2. The wind-control climate change system based on wind energy utilization of claim 1, wherein the zoning module comprises:

and the dividing factor sub-module is used for extracting corresponding climate, assessment and meteorological element information to divide the region according to the space range and the time range of the selected wind adjustment region.

3. A wind-control climate change system based on wind energy utilization as claimed in claim 2, further comprising:

the regional requirement submodule is used for setting a wind-adjusting region to comprise a protective green land and a water body in the region, and the wind-adjusting region is subjected to rigid boundary control to meet the requirements of wind-blocking height, wind-blocking density and wind-blocking layout control.

4. A wind-control climate change system based on wind energy utilization as claimed in claim 1, wherein the database module comprises:

the setting sub-module is used for setting the acquisition path, the data input and output path, the evaluation factor weight, the analytic hierarchy process and the model coefficient of each item of data in the meteorological database.

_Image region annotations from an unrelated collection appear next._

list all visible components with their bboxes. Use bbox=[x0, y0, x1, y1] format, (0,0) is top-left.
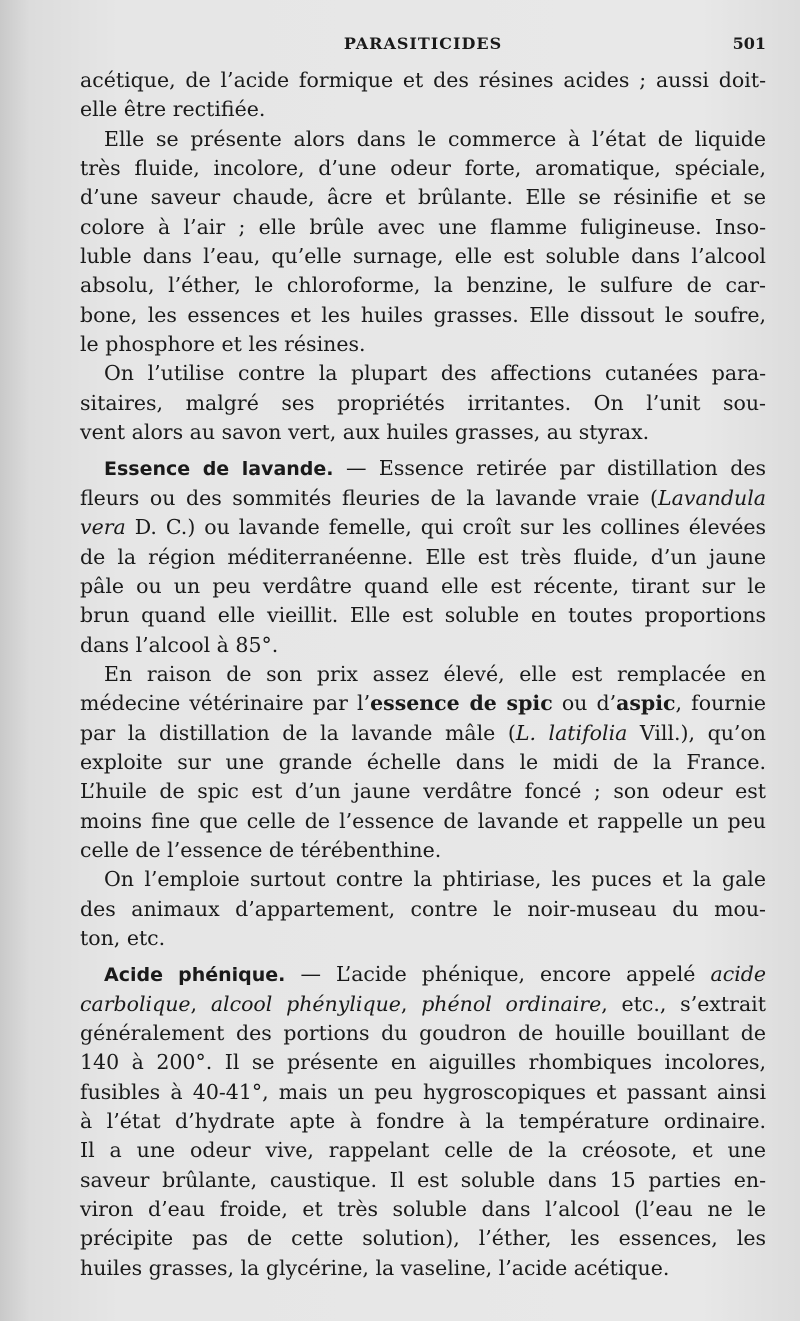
text-line: très fluide, incolore, d’une odeur forte, aromatique, spéciale, bbox=[80, 156, 766, 181]
section-heading-acide-phenique: Acide phénique. bbox=[104, 964, 286, 987]
text-line bbox=[80, 454, 766, 483]
text-line: colore à l’air ; elle brûle avec une flamme fuligineuse. Inso- bbox=[80, 214, 766, 239]
text-line: luble dans l’eau, qu’elle surnage, elle est soluble dans l’alcool bbox=[80, 244, 766, 269]
body-text bbox=[80, 66, 766, 1283]
text-line: dans l’alcool à 85°. bbox=[80, 632, 279, 657]
text-line: En raison de son prix assez élevé, elle est remplacée en bbox=[104, 661, 766, 686]
italic-term: alcool phénylique bbox=[210, 991, 401, 1016]
text-line: précipite pas de cette solution), l’éther, les essences, les bbox=[80, 1226, 766, 1251]
text-span: , fournie bbox=[675, 691, 766, 716]
text-span: , bbox=[400, 991, 422, 1016]
text-span: ou d’ bbox=[552, 691, 617, 716]
text-line bbox=[80, 719, 766, 748]
text-span: — Essence retirée par distillation des bbox=[333, 456, 766, 481]
text-span: fleurs ou des sommités fleuries de la lavande vraie ( bbox=[80, 485, 659, 510]
text-line: celle de l’essence de térébenthine. bbox=[80, 837, 442, 862]
page-number: 501 bbox=[732, 34, 766, 53]
text-line: d’une saveur chaude, âcre et brûlante. Elle se résinifie et se bbox=[80, 185, 766, 210]
text-line bbox=[80, 990, 766, 1019]
text-line: brun quand elle vieillit. Elle est soluble en toutes proportions bbox=[80, 603, 766, 628]
text-line: de la région méditerranéenne. Elle est très fluide, d’un jaune bbox=[80, 544, 766, 569]
text-line bbox=[80, 689, 766, 718]
text-line: fusibles à 40-41°, mais un peu hygroscopiques et passant ainsi bbox=[80, 1079, 766, 1104]
text-line: acétique, de l’acide formique et des résines acides ; aussi doit- bbox=[80, 68, 766, 92]
text-line: 140 à 200°. Il se présente en aiguilles rhombiques incolores, bbox=[80, 1050, 766, 1075]
text-line: bone, les essences et les huiles grasses. Elle dissout le soufre, bbox=[80, 302, 766, 327]
text-line: Elle se présente alors dans le commerce à l’état de liquide bbox=[104, 126, 766, 151]
text-line: à l’état d’hydrate apte à fondre à la température ordinaire. bbox=[80, 1109, 766, 1134]
paragraph-gap bbox=[80, 447, 766, 454]
text-line: sitaires, malgré ses propriétés irritantes. On l’unit sou- bbox=[80, 390, 766, 415]
text-line: viron d’eau froide, et très soluble dans l’alcool (l’eau ne le bbox=[80, 1197, 766, 1222]
text-span: par la distillation de la lavande mâle ( bbox=[80, 720, 516, 745]
text-line: elle être rectifiée. bbox=[80, 97, 266, 122]
text-line: On l’utilise contre la plupart des affections cutanées para- bbox=[104, 361, 766, 386]
italic-term: carbolique bbox=[80, 991, 191, 1016]
text-line: vent alors au savon vert, aux huiles grasses, au styrax. bbox=[80, 420, 650, 445]
section-heading-lavande: Essence de lavande. bbox=[104, 458, 334, 481]
text-line: L’huile de spic est d’un jaune verdâtre foncé ; son odeur est bbox=[80, 779, 766, 804]
italic-term: phénol ordinaire bbox=[421, 991, 602, 1016]
text-line bbox=[80, 484, 766, 513]
text-line: On l’emploie surtout contre la phtiriase, les puces et la gale bbox=[104, 867, 766, 892]
text-line bbox=[80, 960, 766, 989]
text-line: saveur brûlante, caustique. Il est soluble dans 15 parties en- bbox=[80, 1167, 766, 1192]
text-span: Vill.), qu’on bbox=[627, 720, 766, 745]
text-line bbox=[80, 513, 766, 542]
text-span: — L’acide phénique, encore appelé bbox=[285, 962, 711, 987]
page-header bbox=[80, 34, 766, 58]
text-span: , bbox=[190, 991, 211, 1016]
text-line: absolu, l’éther, le chloroforme, la benzine, le sulfure de car- bbox=[80, 273, 766, 298]
text-span: , etc., s’extrait bbox=[601, 991, 766, 1016]
italic-term: vera bbox=[80, 515, 126, 540]
text-line: pâle ou un peu verdâtre quand elle est récente, tirant sur le bbox=[80, 573, 766, 598]
text-line: huiles grasses, la glycérine, la vaseline, l’acide acétique. bbox=[80, 1255, 670, 1280]
bold-term: essence de spic bbox=[370, 691, 553, 716]
text-line: ton, etc. bbox=[80, 925, 166, 950]
text-span: D. C.) ou lavande femelle, qui croît sur les collines élevées bbox=[125, 515, 766, 540]
text-line: des animaux d’appartement, contre le noir-museau du mou- bbox=[80, 896, 766, 921]
text-line: le phosphore et les résines. bbox=[80, 332, 366, 357]
running-title: PARASITICIDES bbox=[343, 34, 503, 53]
italic-term: L. latifolia bbox=[515, 720, 628, 745]
text-line: exploite sur une grande échelle dans le midi de la France. bbox=[80, 749, 766, 774]
text-span: médecine vétérinaire par l’ bbox=[80, 691, 371, 716]
italic-term: acide bbox=[710, 962, 766, 987]
text-line: généralement des portions du goudron de houille bouillant de bbox=[80, 1021, 766, 1045]
italic-term: Lavandula bbox=[658, 485, 766, 510]
text-line: Il a une odeur vive, rappelant celle de la créosote, et une bbox=[80, 1138, 766, 1163]
text-line: moins fine que celle de l’essence de lavande et rappelle un peu bbox=[80, 808, 766, 833]
paragraph-gap bbox=[80, 953, 766, 960]
bold-term: aspic bbox=[616, 691, 676, 716]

5. A wind-control climate change system based on wind energy utilization as claimed in claim 4, further comprising:

and the analysis and storage sub-module is used for evaluating the collected relevant basic data of the wind adjustment area through an analytic hierarchy process and inputting the data meeting the evaluation standard into the meteorological database for storage.

6. The wind-control climate change system based on wind energy utilization of claim 1, wherein the climate analysis module comprises:

the earth surface analysis submodule is used for subtracting the influence of the atmosphere on the earth surface heat radiation from the total heat radiation quantity observed by the satellite according to the influence of the atmosphere on the earth surface heat radiation to obtain earth surface heat radiation intensity, and converting the earth surface heat radiation intensity to obtain corresponding earth surface temperature.

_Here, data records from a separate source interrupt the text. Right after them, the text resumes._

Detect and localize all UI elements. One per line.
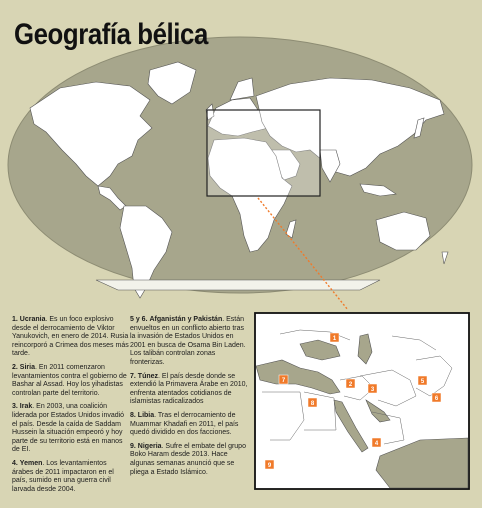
legend-item-ucrania: 1. Ucrania. Es un foco explosivo desde el derrocamiento de Viktor Yanukovich, en enero de 2014. Rusia reincorporó a Crimea dos meses más tarde. bbox=[12, 316, 129, 358]
marker-4 bbox=[372, 438, 381, 447]
svg-text:7: 7 bbox=[281, 378, 286, 384]
marker-2 bbox=[346, 379, 355, 388]
legend-column-2 bbox=[130, 316, 248, 482]
svg-text:2: 2 bbox=[348, 382, 353, 388]
svg-text:6: 6 bbox=[434, 396, 439, 402]
marker-1 bbox=[330, 333, 339, 342]
legend-item-yemen: 4. Yemen. Los levantamientos árabes de 2011 impactaron en el país, sumido en una guerra civil larvada desde 2004. bbox=[12, 459, 114, 493]
marker-9 bbox=[265, 460, 274, 469]
svg-text:4: 4 bbox=[374, 441, 379, 447]
marker-5 bbox=[418, 376, 427, 385]
marker-3 bbox=[368, 384, 377, 393]
marker-8 bbox=[308, 398, 317, 407]
legend-column-1 bbox=[12, 316, 129, 499]
legend-item-nigeria: 9. Nigeria. Sufre el embate del grupo Boko Haram desde 2013. Hace algunas semanas anunció que se pliega a Estado Islámico. bbox=[130, 442, 246, 476]
legend-item-libia: 8. Libia. Tras el derrocamiento de Muammar Khadafi en 2011, el país quedó dividido en dos facciones. bbox=[130, 411, 239, 437]
svg-text:1: 1 bbox=[332, 336, 337, 342]
legend-item-afganistan-pakistan: 5 y 6. Afganistán y Pakistán. Están envueltos en un conflicto abierto tras la invasión de Estados Unidos en 2001 en busca de Osama Bin Laden. Los talibán controlan zonas fronterizas. bbox=[130, 316, 246, 366]
svg-text:9: 9 bbox=[267, 463, 272, 469]
marker-6 bbox=[432, 393, 441, 402]
svg-text:8: 8 bbox=[310, 401, 315, 407]
inset-map bbox=[255, 313, 469, 489]
legend-item-siria: 2. Siria. En 2011 comenzaron levantamientos contra el gobierno de Bashar al Assad. Hoy los yihadistas controlan parte del territorio. bbox=[12, 363, 127, 397]
svg-text:3: 3 bbox=[370, 387, 375, 393]
svg-text:5: 5 bbox=[420, 379, 425, 385]
focus-area-box bbox=[207, 110, 320, 196]
legend-item-tunez: 7. Túnez. El país desde donde se extendió la Primavera Árabe en 2010, enfrenta atentados cotidianos de islamistas radicalizados bbox=[130, 372, 248, 406]
marker-7 bbox=[279, 375, 288, 384]
page-title: Geografía bélica bbox=[14, 18, 208, 51]
legend-item-irak: 3. Irak. En 2003, una coalición liderada por Estados Unidos invadió el país. Desde la caída de Saddam Hussein la situación empeoró y hoy parte de su territorio está en manos de EI. bbox=[12, 403, 125, 454]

7. A wind-control climate change system based on wind energy utilization as claimed in claim 6, further comprising:

the calculation sub-module is used for carrying out standardization processing of single index quantification on the data in the meteorological database, obtaining subjective weight through a hierarchical analysis method, obtaining objective weight through an entropy weight method, obtaining the weight of the index, and adding the risk quantification results of the indexes according to the weight after the weight calculation is completed to obtain the climate risk index of the regional climate data.

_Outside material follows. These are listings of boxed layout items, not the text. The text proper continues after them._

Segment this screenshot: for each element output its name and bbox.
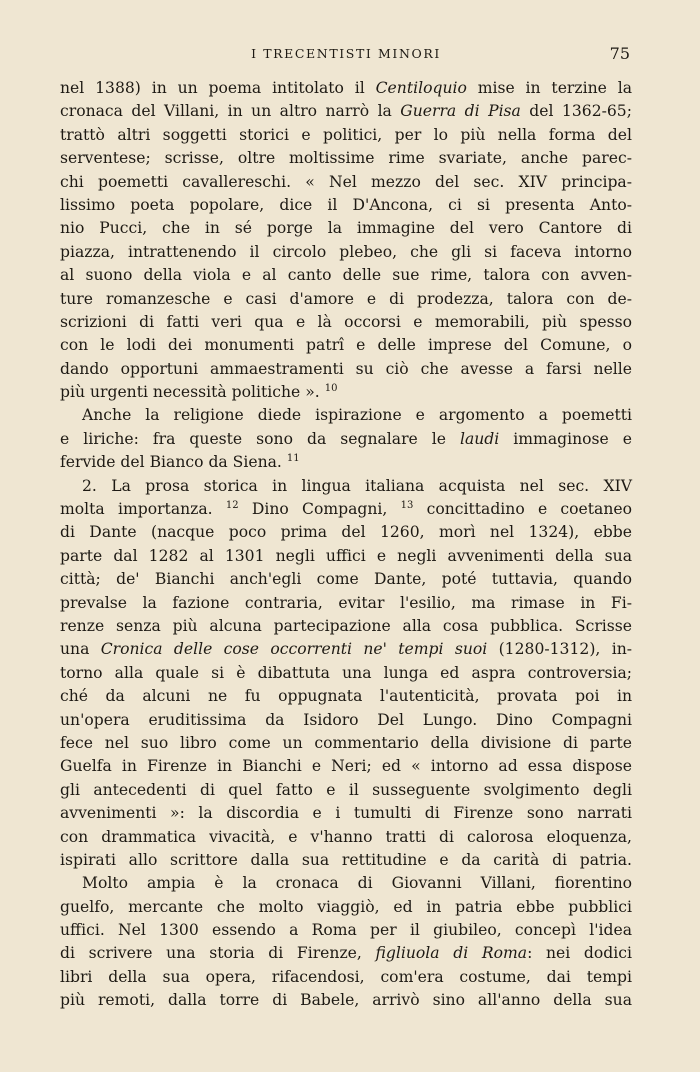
text-line: [60, 451, 632, 474]
text-run: 2. La prosa storica in lingua italiana acquista nel sec. XIV: [82, 476, 632, 495]
text-run: con drammatica vivacità, e v'hanno tratti di calorosa eloquenza,: [60, 827, 632, 846]
text-line: [60, 662, 632, 685]
text-line: [60, 638, 632, 661]
text-line: [60, 568, 632, 591]
text-run: scrizioni di fatti veri qua e là occorsi e memorabili, più spesso: [60, 312, 632, 331]
text-run: Anche la religione diede ispirazione e argomento a poemetti: [82, 406, 632, 425]
text-run: serventese; scrisse, oltre moltissime rime svariate, anche parec-: [60, 149, 632, 168]
text-line: [60, 966, 632, 989]
text-run: lissimo poeta popolare, dice il D'Ancona, ci si presenta Anto-: [60, 195, 632, 214]
text-run: dando opportuni ammaestramenti su ciò che avesse a farsi nelle: [60, 359, 632, 378]
text-run: prevalse la fazione contraria, evitar l'esilio, ma rimase in Fi-: [60, 593, 632, 612]
text-line: [60, 919, 632, 942]
text-line: [60, 896, 632, 919]
text-line: [60, 498, 632, 521]
text-run: nio Pucci, che in sé porge la immagine del vero Cantore di: [60, 219, 632, 238]
text-run: piazza, intrattenendo il circolo plebeo, che gli si faceva intorno: [60, 242, 632, 261]
text-run: al suono della viola e al canto delle sue rime, talora con avven-: [60, 266, 632, 285]
text-line: [60, 989, 632, 1012]
text-line: [60, 171, 632, 194]
footnote-ref: 10: [324, 383, 338, 395]
text-line: [60, 685, 632, 708]
text-line: [60, 802, 632, 825]
text-run: ché da alcuni ne fu oppugnata l'autenticità, provata poi in: [60, 687, 632, 706]
italic-text: figliuola di Roma: [375, 944, 528, 963]
text-line: [60, 849, 632, 872]
text-line: [60, 732, 632, 755]
italic-text: laudi: [459, 429, 500, 448]
text-run: con le lodi dei monumenti patrî e delle imprese del Comune, o: [60, 336, 632, 355]
text-run: più remoti, dalla torre di Babele, arrivò sino all'anno della sua: [60, 991, 632, 1010]
footnote-ref: 13: [400, 500, 414, 512]
text-line: [60, 779, 632, 802]
text-line: [60, 217, 632, 240]
running-head: [60, 44, 632, 66]
text-run: gli antecedenti di quel fatto e il susseguente svolgimento degli: [60, 780, 632, 799]
text-line: [60, 358, 632, 381]
text-line: [60, 475, 632, 498]
text-run: fece nel suo libro come un commentario della divisione di parte: [60, 733, 632, 752]
text-run: cronaca del Villani, in un altro narrò la: [60, 102, 401, 121]
text-run: renze senza più alcuna partecipazione alla cosa pubblica. Scrisse: [60, 616, 632, 635]
footnote-ref: 11: [286, 453, 300, 465]
text-run: Guelfa in Firenze in Bianchi e Neri; ed « intorno ad essa dispose: [60, 757, 632, 776]
text-line: [60, 77, 632, 100]
text-line: [60, 428, 632, 451]
text-run: un'opera eruditissima da Isidoro Del Lungo. Dino Compagni: [60, 710, 632, 729]
text-run: e liriche: fra queste sono da segnalare le: [60, 429, 460, 448]
text-run: chi poemetti cavallereschi. « Nel mezzo del sec. XIV principa-: [60, 172, 632, 191]
text-line: [60, 872, 632, 895]
text-run: di Dante (nacque poco prima del 1260, morì nel 1324), ebbe: [60, 523, 632, 542]
footnote-ref: 12: [225, 500, 239, 512]
text-line: [60, 942, 632, 965]
text-run: : nei dodici: [527, 944, 632, 963]
text-run: torno alla quale si è dibattuta una lunga ed aspra controversia;: [60, 663, 632, 682]
text-line: [60, 100, 632, 123]
text-run: di scrivere una storia di Firenze,: [60, 944, 376, 963]
text-run: concittadino e coetaneo: [413, 500, 632, 519]
text-run: nel 1388) in un poema intitolato il: [60, 79, 376, 97]
text-line: [60, 615, 632, 638]
text-line: [60, 709, 632, 732]
text-run: città; de' Bianchi anch'egli come Dante, poté tuttavia, quando: [60, 570, 632, 589]
text-run: parte dal 1282 al 1301 negli uffici e negli avvenimenti della sua: [60, 546, 632, 565]
text-line: [60, 288, 632, 311]
text-run: molta importanza.: [60, 500, 226, 519]
text-line: [60, 592, 632, 615]
text-line: [60, 124, 632, 147]
text-run: fervide del Bianco da Siena.: [60, 453, 287, 472]
text-run: avvenimenti »: la discordia e i tumulti di Firenze sono narrati: [60, 804, 632, 823]
text-run: immaginose e: [499, 429, 632, 448]
italic-text: Cronica delle cose occorrenti ne' tempi suoi: [100, 640, 488, 659]
text-line: [60, 545, 632, 568]
text-line: [60, 521, 632, 544]
text-run: una: [60, 640, 101, 659]
text-run: ispirati allo scrittore dalla sua rettitudine e da carità di patria.: [60, 850, 632, 869]
text-line: [60, 264, 632, 287]
text-line: [60, 755, 632, 778]
text-line: [60, 381, 632, 404]
text-run: uffici. Nel 1300 essendo a Roma per il giubileo, concepì l'idea: [60, 921, 632, 940]
text-run: del 1362-65;: [520, 102, 632, 121]
text-line: [60, 334, 632, 357]
text-run: trattò altri soggetti storici e politici, per lo più nella forma del: [60, 125, 632, 144]
text-run: (1280-1312), in-: [487, 640, 633, 659]
text-line: [60, 404, 632, 427]
text-run: ture romanzesche e casi d'amore e di prodezza, talora con de-: [60, 289, 632, 308]
body-text: [60, 77, 632, 1013]
text-run: Dino Compagni,: [238, 500, 401, 519]
running-title: I TRECENTISTI MINORI: [251, 46, 441, 61]
text-line: [60, 241, 632, 264]
page-number: 75: [609, 44, 630, 63]
text-run: mise in terzine la: [466, 79, 632, 97]
text-line: [60, 147, 632, 170]
text-run: libri della sua opera, rifacendosi, com'era costume, dai tempi: [60, 967, 632, 986]
text-run: guelfo, mercante che molto viaggiò, ed in patria ebbe pubblici: [60, 897, 632, 916]
italic-text: Guerra di Pisa: [400, 102, 521, 121]
text-run: più urgenti necessità politiche ».: [60, 383, 325, 402]
text-line: [60, 194, 632, 217]
text-line: [60, 826, 632, 849]
text-line: [60, 311, 632, 334]
italic-text: Centiloquio: [375, 79, 467, 97]
text-run: Molto ampia è la cronaca di Giovanni Villani, fiorentino: [82, 874, 632, 893]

8. A wind-controlled climate change system based on wind energy utilization as claimed in claim 1, wherein the wind-controlled climate change module comprises:

the management submodule is used for clearing obstacles on the cold and hot air intersection road and determining the water level of surface water or river water in the air-conditioning area, the water quantity of the surface water and the normal position of the river water.

9. A computer readable storage medium, on which a computer program is stored, which computer program, when being executed by a processor, implements the system according to any of claims 1-8.